正しい知識を伝えて検査利用を呼びかけようと、16日午後1時から、中央区北4西1の共済ホールで市民向けフォーラムを開く。ゲストはタレントの優木まおみさん。北大の遠藤知之医師が、検査や治療について分かりやすく話す。無料。希望者は直接会場へ。問い合わせは、はばたき福祉事業団(電)011・551・4439へ。
薬事日報より
調剤に対する風当たり
◆2018年度診療報酬改定の議論が大詰めを迎える中、ここ最近の中医協や社保審で、調剤に対する風当たりが強まっている
◆8日の中医協総会では、日医の今村聡副会長が院内処方と院外処方で大きく異なるコストを問題視し調剤料について「早急かつ大胆に是正すべき」と主張。さらに、診療報酬本体における医科:調剤の配分比率「1:0.3」について、「固定する必要はない」と発言した。これは異例のことだが、医薬分業のメリットを示すことができない状況で、処方箋付け替え請求などの不正事案が相次ぎ、付け入る隙を与えてしまったようだ
◆前回改定のように、「1:0.3」に切り込む姿勢を示しつつ、「外枠」メニューなどを駆使して「何とか維持」という結果になる可能性もあるが、2年ごとに訪れる改定のたびに日医の顔色をうかがうのであれば、一体、どこを見て仕事をしているのかということになりかねない
◆自分たちが進むべき方向も見失ってしまわないためにも、大きな方向転換が必要になってくるのかもしれない。
さらにもいっこ道新から
遠隔診療導入費、道が奥尻町に補助 本年度 医師不足の地域に拡大へ
道は本年度、地方の医師不足に対応するため、檜山管内奥尻町に奥尻島内での遠隔診療に使うパソコンやタブレット端末などの導入費を補助する。町国民健康保険病院が患者宅や特別養護老人ホームにタブレットを貸与し、従来の訪問診療の一部を遠隔診療へ切り替える。地方で確保が難しい医療従事者の効率的な働き方や負担軽減につなげたい意向だ。
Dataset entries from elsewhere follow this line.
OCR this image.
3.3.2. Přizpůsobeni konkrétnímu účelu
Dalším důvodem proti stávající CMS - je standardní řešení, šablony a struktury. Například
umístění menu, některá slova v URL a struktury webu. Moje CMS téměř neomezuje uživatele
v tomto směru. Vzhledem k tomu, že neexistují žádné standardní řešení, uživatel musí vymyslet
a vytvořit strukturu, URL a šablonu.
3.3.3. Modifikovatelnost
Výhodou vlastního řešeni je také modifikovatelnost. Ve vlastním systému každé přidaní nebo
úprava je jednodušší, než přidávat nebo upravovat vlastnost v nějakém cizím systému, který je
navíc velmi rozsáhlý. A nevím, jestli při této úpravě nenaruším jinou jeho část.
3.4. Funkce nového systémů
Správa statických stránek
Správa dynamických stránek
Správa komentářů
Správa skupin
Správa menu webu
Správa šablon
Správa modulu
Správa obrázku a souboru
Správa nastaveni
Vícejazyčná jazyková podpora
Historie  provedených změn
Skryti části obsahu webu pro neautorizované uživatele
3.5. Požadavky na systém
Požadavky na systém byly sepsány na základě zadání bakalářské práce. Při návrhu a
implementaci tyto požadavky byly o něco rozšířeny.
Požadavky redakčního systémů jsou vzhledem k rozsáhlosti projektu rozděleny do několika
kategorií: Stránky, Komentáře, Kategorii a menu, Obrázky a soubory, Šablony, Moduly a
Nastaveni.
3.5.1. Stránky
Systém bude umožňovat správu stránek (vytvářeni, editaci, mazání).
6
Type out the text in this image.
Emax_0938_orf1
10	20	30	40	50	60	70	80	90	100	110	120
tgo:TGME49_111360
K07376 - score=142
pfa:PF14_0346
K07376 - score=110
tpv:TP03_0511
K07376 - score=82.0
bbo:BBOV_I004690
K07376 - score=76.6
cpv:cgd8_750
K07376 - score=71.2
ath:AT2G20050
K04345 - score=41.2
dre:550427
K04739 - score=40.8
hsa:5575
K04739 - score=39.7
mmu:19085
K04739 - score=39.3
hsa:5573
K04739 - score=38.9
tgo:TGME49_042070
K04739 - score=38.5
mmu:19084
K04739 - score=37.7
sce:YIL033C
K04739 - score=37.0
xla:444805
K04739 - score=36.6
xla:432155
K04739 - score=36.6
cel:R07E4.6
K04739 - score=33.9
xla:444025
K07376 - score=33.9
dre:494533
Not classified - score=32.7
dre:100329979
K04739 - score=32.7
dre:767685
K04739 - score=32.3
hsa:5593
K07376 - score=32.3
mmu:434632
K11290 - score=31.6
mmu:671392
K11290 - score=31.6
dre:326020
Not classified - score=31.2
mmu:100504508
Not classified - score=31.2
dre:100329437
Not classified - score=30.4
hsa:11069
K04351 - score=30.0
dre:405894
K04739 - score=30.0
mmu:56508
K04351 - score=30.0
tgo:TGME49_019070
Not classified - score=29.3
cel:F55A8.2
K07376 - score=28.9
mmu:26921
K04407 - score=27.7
離島や過疎地で遠隔診療に関連する機材を導入する自治体に対し、事業費の半額を250万円を上限に支援する。本年度初めて募集し、奥尻町が応募した。事業費は、タブレット端末5台、パソコン5台、テレビ会議システム導入などで約500万円を見込む。
島内での遠隔診療は、糖尿病や高血圧、退院直後の在宅患者などを対象に来年2月にも始める。道は事業の中心となる医療機関について、専門医がいる都市部の医療機関にバックアップを依頼することも条件としており、町国民健康保険病院は札幌と函館の医療機関に打診している。難しい症例の場合、テレビ会議を通じて助言を仰ぐ方針だ。
色々記事がありますが、最後の遠隔診療に関して一言だけ。タブレットなどに関しての補助費は結局は長続きしないですし、システム定着のためにもならないから結局無駄になるような・・・・テレビ会議システムなどももっと安価なものや無料のものもあるし、こういうのに税金は投入すべきではないと個人的には思いますが、皆さんはどう考えますか?